As pressed steel frames go it's really quite substantial and forms a heavy, rigid platform. There's no tooling provided so you will need a cranked ring spanner or deep socket to avoid scraped knuckles. The frame components are pre-drilled so attaching panels to create a cabinet would be an easy option.
The fixing kit includes a square head driver for some of the screws but it's not quite long enough without an extension to reach through the frame.
Installing your machine
Attaching the machine of your choice to the table insert is made easier by the template supplied but still requires your full attention. Phenolic resin is a tough material and the top surface can easily splinter. A pair of centre insert rings are supplied and like the main insert can be levelled and locked down with reasonable success. The optional brass lead-in pin supplied for curved work is fixed i.e. it does not rotate.
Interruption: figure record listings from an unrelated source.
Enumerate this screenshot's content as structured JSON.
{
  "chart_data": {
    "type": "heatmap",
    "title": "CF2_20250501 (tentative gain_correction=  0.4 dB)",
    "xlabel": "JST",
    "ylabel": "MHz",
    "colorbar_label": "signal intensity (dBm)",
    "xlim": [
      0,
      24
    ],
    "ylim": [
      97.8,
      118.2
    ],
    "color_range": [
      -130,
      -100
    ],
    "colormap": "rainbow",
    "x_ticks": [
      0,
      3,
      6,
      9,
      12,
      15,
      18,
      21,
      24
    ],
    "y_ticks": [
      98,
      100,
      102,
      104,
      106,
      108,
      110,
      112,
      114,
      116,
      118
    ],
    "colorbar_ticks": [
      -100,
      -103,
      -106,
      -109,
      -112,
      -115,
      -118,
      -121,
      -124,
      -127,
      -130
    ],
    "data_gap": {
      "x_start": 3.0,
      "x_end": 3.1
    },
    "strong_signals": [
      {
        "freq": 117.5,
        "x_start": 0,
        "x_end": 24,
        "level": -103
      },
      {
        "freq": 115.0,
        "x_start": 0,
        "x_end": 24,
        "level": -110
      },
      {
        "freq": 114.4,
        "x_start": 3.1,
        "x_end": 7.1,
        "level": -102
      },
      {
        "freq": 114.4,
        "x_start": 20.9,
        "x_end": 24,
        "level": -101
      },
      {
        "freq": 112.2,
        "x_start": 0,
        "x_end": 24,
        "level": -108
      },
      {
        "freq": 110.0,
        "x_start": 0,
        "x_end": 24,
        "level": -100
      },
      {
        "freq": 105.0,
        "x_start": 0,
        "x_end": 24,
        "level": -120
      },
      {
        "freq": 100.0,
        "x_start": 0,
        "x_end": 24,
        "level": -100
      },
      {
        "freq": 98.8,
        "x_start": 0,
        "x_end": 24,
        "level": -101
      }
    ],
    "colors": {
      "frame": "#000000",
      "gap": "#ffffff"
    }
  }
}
Mounted on one end of the table the aircraft grade anodised aluminium fence can be set accurately to run parallel with the mitre slot. The scale can be zeroed and the whole assembly locked down at both ends.
Three-point adjusters are fixed in each corner of the table insert opening. The time spent levelling the insert will pay dividends the moment you begin to use the table.
The kit comes with adjustable feet so you can achieve a comfortable working height between 787 and 914mm. As an optional extra you can mount the frame on a pair of lock down castors.
A pair of acrylic rods are supplied to advance the outfeed fence for edge trimming, effectively turning the table into a small planer.
Underneath the table, either side of the opening there are pressed steel bars to give added rigidity. The table top has a low friction Micro-Dot surface, which eliminates any unnecessary drag.
There's nothing on this table system that you haven't seen before so nothing much to get excited about until you start using it. You will have to spend some time tuning a few settings but when done everything works as it should and it lives up to its name; a precision router table. I did, however, find the extraction spout too short to fit a hose over and clip it in place securely.